Mousa, Amr Muhammad (1936–)
MOUSA, AMR MUHAMMAD (1936–)
Egyptian political figure, born in October 1936, in Cairo. With degrees in law from universities in Cairo and Paris, Amr Mousa joined the Egyptian foreign ministry in 1958. Twenty years later, at the ministry of foreign affairs, he participated in the Camp David negotiations with Israel. In November 1983, a member of the Egyptian delegation, he became its interim leader, representing his country at the UN. Having returned to Egypt, he rejoined the department of international organizations. In 1987, he was named Egyptian ambassador to India. Three years later, in January 1990, he became permanent representative of Egypt at the UN. While at the United Nations, he invited the State of Israel to join the treaty of non-proliferation (TNP) of weapons of mass destruction in the Middle East.
In March 1991, he participated in activities of the Gulf Cooperation Council (GCC). On the following 20 May, he became the Egyptian foreign minister, replacing Esmat Abdul Meguid, who had been named secretary general of the Arab League. As soon as he entered office, Amr Mousa strove to have his country once more play a central role in the Israeli-Arab peace process. In November 1991, he participated in the Middle East peace conference, which was held in Madrid. In February 1993, with the Djibouti minister, Abdu Bolok Abdu, he co-presided the joint Egyptian-Djibouti commission, which dealt with the Somali problem, among others. During the following April, he made many attempts to reconvene Israeli-Palestinian peace negotiations, which had been adjourned four months earlier, following the expulsion to Lebanon of 415 Palestinians, presumed fundamentalists. Between 1994 and 1995, he campaigned against the Israeli nuclear program, as well as against the proliferation of nuclear arms to certain countries in the Middle East that were starting to want them. On 21 May 1995, he was present in Paris when an accord on arbitrage was signed, in the context of the dispute between Yemen and Eritrea on the Hanish Islands Archipelago in the Red Sea, in which his role as a negotiator was significant. In December 1996, at the Lisbon conference, he spoke in favor of strengthening cooperation between the European Organization for Security and Cooperation (EOSC) and the five Mediterranean countries that were considered as "partners" of the EOSC: Israel, Egypt, Tunisia, Algeria, and Morocco. In November 1997, he was an intermediary in the negotiations between diverse Somali factions, which led to a reconciliation between the parties concerned, signed on 22 December. In February 1998, he became the architect of a rapprochement between Egypt and Iran. During the following October, he served as a mediator in the dispute between Syria and Turkey, concerning Syrian support for the Kurdistan Workers' Party (PKK). His intervention enabled the two parties to come to an agreement.

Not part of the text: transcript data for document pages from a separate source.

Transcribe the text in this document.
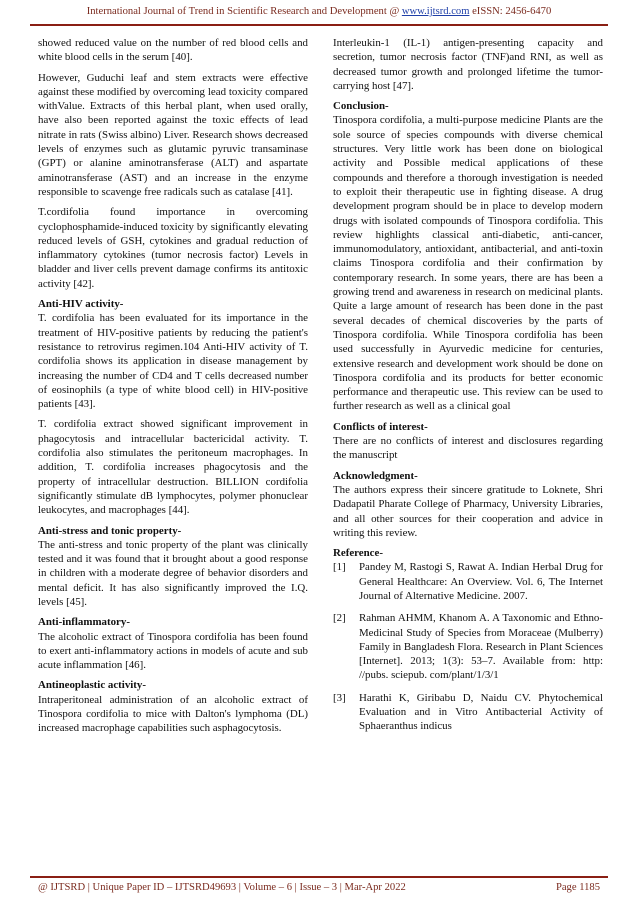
International Journal of Trend in Scientific Research and Development @ www.ijtsrd.com eISSN: 2456-6470

showed reduced value on the number of red blood cells and white blood cells in the serum [40].

However, Guduchi leaf and stem extracts were effective against these modified by overcoming lead toxicity compared withValue. Extracts of this herbal plant, when used orally, have also been reported against the toxic effects of lead nitrate in rats (Swiss albino) Liver. Research shows decreased levels of enzymes such as glutamic pyruvic transaminase (GPT) or alanine aminotransferase (ALT) and aspartate aminotransferase (AST) and an increase in the enzyme responsible to scavenge free radicals such as catalase [41].

T.cordifolia found importance in overcoming cyclophosphamide-induced toxicity by significantly elevating reduced levels of GSH, cytokines and gradual reduction of inflammatory cytokines (tumor necrosis factor) Levels in bladder and liver cells prevent damage confirms its antitoxic activity [42].

Anti-HIV activity-

T. cordifolia has been evaluated for its importance in the treatment of HIV-positive patients by reducing the patient's resistance to retrovirus regimen.104 Anti-HIV activity of T. cordifolia shows its application in disease management by increasing the number of CD4 and T cells decreased number of eosinophils (a type of white blood cell) in HIV-positive patients [43].

T. cordifolia extract showed significant improvement in phagocytosis and intracellular bactericidal activity. T. cordifolia also stimulates the peritoneum macrophages. In addition, T. cordifolia increases phagocytosis and the property of intracellular destruction. BILLION cordifolia significantly stimulate dB lymphocytes, polymer phonuclear leukocytes, and macrophages [44].

Anti-stress and tonic property-

The anti-stress and tonic property of the plant was clinically tested and it was found that it brought about a good response in children with a moderate degree of behavior disorders and mental deficit. It has also significantly improved the I.Q. levels [45].

Anti-inflammatory-

The alcoholic extract of Tinospora cordifolia has been found to exert anti-inflammatory actions in models of acute and sub acute inflammation [46].

Antineoplastic activity-

Intraperitoneal administration of an alcoholic extract of Tinospora cordifolia to mice with Dalton's lymphoma (DL) increased macrophage capabilities such asphagocytosis.

Interleukin-1 (IL-1) antigen-presenting capacity and secretion, tumor necrosis factor (TNF)and RNI, as well as decreased tumor growth and prolonged lifetime the tumor-carrying host [47].

Conclusion-

Tinospora cordifolia, a multi-purpose medicine Plants are the sole source of species compounds with diverse chemical structures. Very little work has been done on biological activity and Possible medical applications of these compounds and therefore a thorough investigation is needed to exploit their therapeutic use in fighting disease. A drug development program should be in place to develop modern drugs with isolated compounds of Tinospora cordifolia. This review highlights classical anti-diabetic, anti-cancer, immunomodulatory, antioxidant, antibacterial, and anti-toxin claims Tinospora cordifolia and their confirmation by contemporary research. In some years, there are has been a growing trend and awareness in research on medicinal plants. Quite a large amount of research has been done in the past several decades of chemical discoveries by the parts of Tinospora cordifolia. While Tinospora cordifolia has been used successfully in Ayurvedic medicine for centuries, extensive research and development work should be done on Tinospora cordifolia and its products for better economic performance and therapeutic use. This review can be used to further research as well as a clinical goal

Conflicts of interest-

There are no conflicts of interest and disclosures regarding the manuscript

Acknowledgment-

The authors express their sincere gratitude to Loknete, Shri Dadapatil Pharate College of Pharmacy, University Libraries, and all other sources for their cooperation and advice in writing this review.

Reference-
[1] Pandey M, Rastogi S, Rawat A. Indian Herbal Drug for General Healthcare: An Overview. Vol. 6, The Internet Journal of Alternative Medicine. 2007.
[2] Rahman AHMM, Khanom A. A Taxonomic and Ethno-Medicinal Study of Species from Moraceae (Mulberry) Family in Bangladesh Flora. Research in Plant Sciences [Internet]. 2013; 1(3): 53–7. Available from: http: //pubs. sciepub. com/plant/1/3/1
[3] Harathi K, Giribabu D, Naidu CV. Phytochemical Evaluation and in Vitro Antibacterial Activity of Sphaeranthus indicus
@ IJTSRD | Unique Paper ID – IJTSRD49693 | Volume – 6 | Issue – 3 | Mar-Apr 2022	Page 1185
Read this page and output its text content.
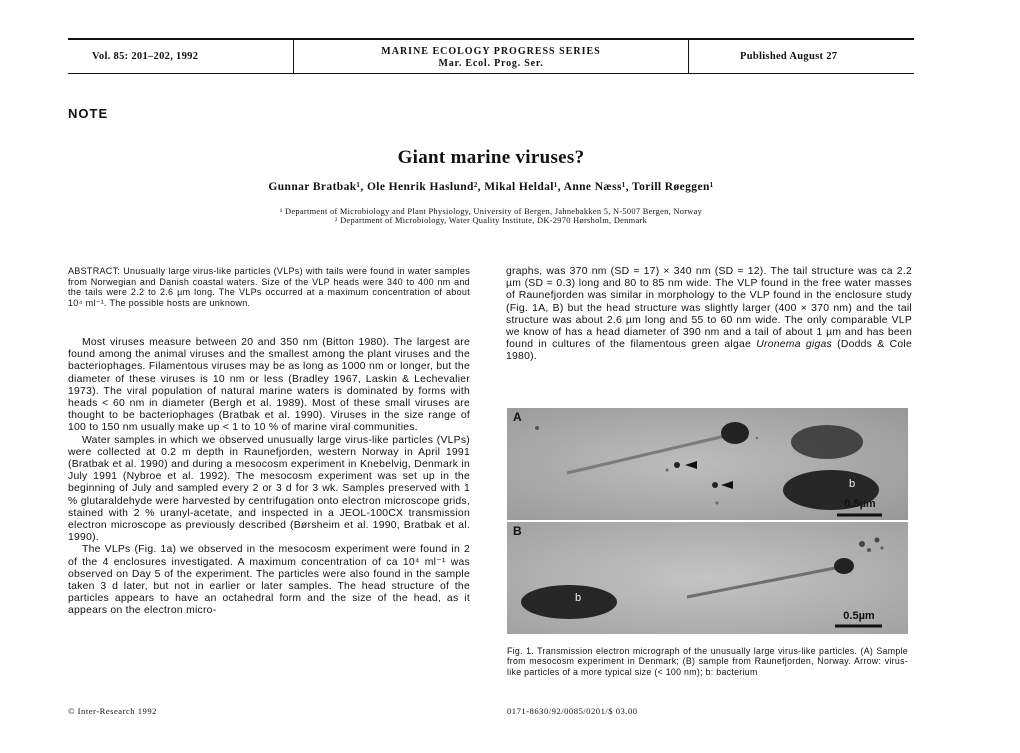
Vol. 85: 201–202, 1992	MARINE ECOLOGY PROGRESS SERIES
Mar. Ecol. Prog. Ser.
Published August 27
NOTE
Giant marine viruses?
Gunnar Bratbak¹, Ole Henrik Haslund², Mikal Heldal¹, Anne Næss¹, Torill Røeggen¹
¹ Department of Microbiology and Plant Physiology, University of Bergen, Jahnebakken 5, N-5007 Bergen, Norway
² Department of Microbiology, Water Quality Institute, DK-2970 Hørsholm, Denmark
ABSTRACT: Unusually large virus-like particles (VLPs) with tails were found in water samples from Norwegian and Danish coastal waters. Size of the VLP heads were 340 to 400 nm and the tails were 2.2 to 2.6 µm long. The VLPs occurred at a maximum concentration of about 10⁴ ml⁻¹. The possible hosts are unknown.

Most viruses measure between 20 and 350 nm (Bitton 1980). The largest are found among the animal viruses and the smallest among the plant viruses and the bacteriophages. Filamentous viruses may be as long as 1000 nm or longer, but the diameter of these viruses is 10 nm or less (Bradley 1967, Laskin & Lechevalier 1973). The viral population of natural marine waters is dominated by forms with heads < 60 nm in diameter (Bergh et al. 1989). Most of these small viruses are thought to be bacteriophages (Bratbak et al. 1990). Viruses in the size range of 100 to 150 nm usually make up < 1 to 10 % of marine viral communities.

Water samples in which we observed unusually large virus-like particles (VLPs) were collected at 0.2 m depth in Raunefjorden, western Norway in April 1991 (Bratbak et al. 1990) and during a mesocosm experiment in Knebelvig, Denmark in July 1991 (Nybroe et al. 1992). The mesocosm experiment was set up in the beginning of July and sampled every 2 or 3 d for 3 wk. Samples preserved with 1 % glutaraldehyde were harvested by centrifugation onto electron microscope grids, stained with 2 % uranyl-acetate, and inspected in a JEOL-100CX transmission electron microscope as previously described (Børsheim et al. 1990, Bratbak et al. 1990).

The VLPs (Fig. 1a) we observed in the mesocosm experiment were found in 2 of the 4 enclosures investigated. A maximum concentration of ca 10⁴ ml⁻¹ was observed on Day 5 of the experiment. The particles were also found in the sample taken 3 d later, but not in earlier or later samples. The head structure of the particles appears to have an octahedral form and the size of the head, as it appears on the electron micro-

graphs, was 370 nm (SD = 17) × 340 nm (SD = 12). The tail structure was ca 2.2 µm (SD = 0.3) long and 80 to 85 nm wide. The VLP found in the free water masses of Raunefjorden was similar in morphology to the VLP found in the enclosure study (Fig. 1A, B) but the head structure was slightly larger (400 × 370 nm) and the tail structure was about 2.6 µm long and 55 to 60 nm wide. The only comparable VLP we know of has a head diameter of 390 nm and a tail of about 1 µm and has been found in cultures of the filamentous green algae Uronema gigas (Dodds & Cole 1980).

A
b
0.5µm
B
b
0.5µm
Fig. 1. Transmission electron micrograph of the unusually large virus-like particles. (A) Sample from mesocosm experiment in Denmark; (B) sample from Raunefjorden, Norway. Arrow: virus-like particles of a more typical size (< 100 nm); b: bacterium
© Inter-Research 1992	0171-8630/92/0085/0201/$ 03.00
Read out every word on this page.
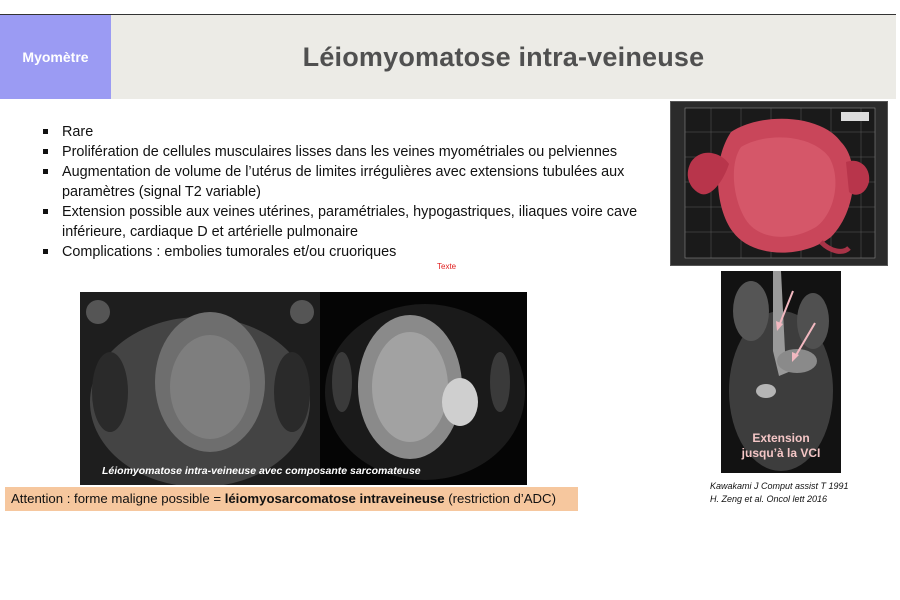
Myomètre	Léiomyomatose intra-veineuse
Rare
Prolifération de cellules musculaires lisses dans les veines myométriales ou pelviennes
Augmentation de volume de l’utérus de limites irrégulières avec extensions tubulées aux paramètres (signal T2 variable)
Extension possible aux veines utérines, paramétriales, hypogastriques, iliaques voire cave inférieure, cardiaque D et artérielle pulmonaire
Complications : embolies tumorales et/ou cruoriques
Texte
Extension
jusqu’à la VCI
Léiomyomatose intra-veineuse avec composante sarcomateuse
Attention : forme maligne possible = léiomyosarcomatose intraveineuse (restriction d’ADC)
Kawakami J Comput assist T 1991
H. Zeng et al. Oncol lett 2016
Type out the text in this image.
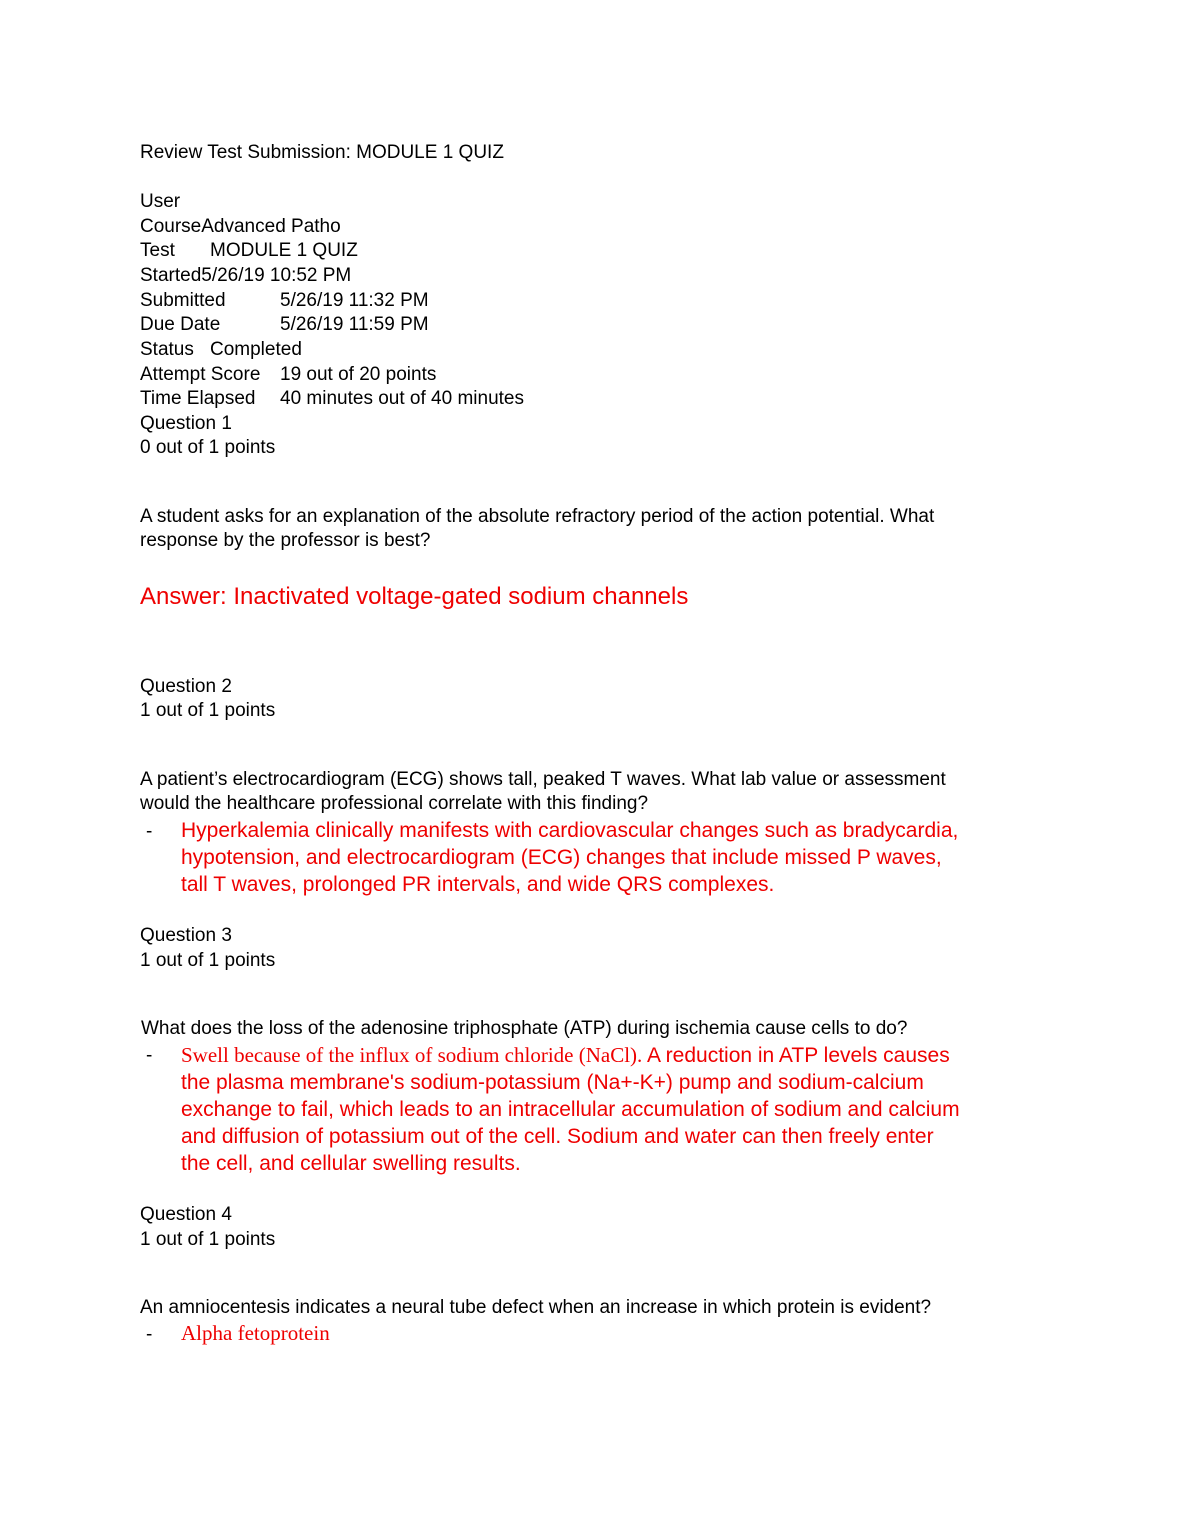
Review Test Submission: MODULE 1 QUIZ
User
CourseAdvanced Patho
Test MODULE 1 QUIZ
Started5/26/19 10:52 PM
Submitted	5/26/19 11:32 PM
Due Date	5/26/19 11:59 PM
Status Completed
Attempt Score 19 out of 20 points
Time Elapsed 40 minutes out of 40 minutes
Question 1
0 out of 1 points
A student asks for an explanation of the absolute refractory period of the action potential. What
response by the professor is best?
Answer: Inactivated voltage-gated sodium channels
Question 2
1 out of 1 points
A patient’s electrocardiogram (ECG) shows tall, peaked T waves. What lab value or assessment
would the healthcare professional correlate with this finding?
- Hyperkalemia clinically manifests with cardiovascular changes such as bradycardia,
hypotension, and electrocardiogram (ECG) changes that include missed P waves,
tall T waves, prolonged PR intervals, and wide QRS complexes.
Question 3
1 out of 1 points
What does the loss of the adenosine triphosphate (ATP) during ischemia cause cells to do?
- Swell because of the influx of sodium chloride (NaCl). A reduction in ATP levels causes
the plasma membrane's sodium-potassium (Na+-K+) pump and sodium-calcium
exchange to fail, which leads to an intracellular accumulation of sodium and calcium
and diffusion of potassium out of the cell. Sodium and water can then freely enter
the cell, and cellular swelling results.
Question 4
1 out of 1 points
An amniocentesis indicates a neural tube defect when an increase in which protein is evident?
- Alpha fetoprotein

On 27 July 1988, he met in Paris with his French counterpart, Hubert Vedrine, to discuss possible ways of restarting the Middle East peace process, in particular, the Franco-Egyptian idea of an international conference, which Presidents Mubarak and Chirac had recommended the preceding May. On 19 August 2000, following the failure of the July Israeli-Palestinian summit of Camp David, he received the American envoy, Dennis Ross, in an attempt to oversee the continuing of negotiations toward a final accord between the Israelis and the Palestinians. On 24 March 2001, after ten years at the head of Egyptian diplomacy, Amr Mousa was elected unanimously as secretary general of the Arab League, succeeding his predecessor in the Egyptian foreign ministry, Esmat Abdul Meguid.
As soon as he assumed his new functions, Amr Mousa put into effect a plan for restructuring the organization, the principal innovation consisting in the establishment of positions of League general commissioners of important areas. These posts have been given to influential personalities of the Arab world. In July, Hanan Ashrawi, an important Palestinian political figure, became commissioner for information. The following month, the former Jordanian prime minister, Taher al-Masri, was named commissioner for civil society affairs, and the former Egyptian minister of culture, Ahmed Kamal Abul Magd, became commissioner for "dialogue among civilizations." In August, Mousa called on the world conference against racism, meeting in South Africa, to condemn the policies of Israel toward the Palestinians. In late May 2004, while Israeli forces were attacking the Rafah Palestinian refugee camp in the Gaza Strip, in a show of force involving rocket attacks on civilian neighborhoods and mass house demolitions, the Arab League held a summit meeting in Tunis. It was to have been held earlier but had been postponed over disgreements about the issues of democratic reform on the agenda. Some governments skipped the meeting. Although individual governments and politicians had condemned Israel's actions and American support for them, the League summit generally avoided the subject.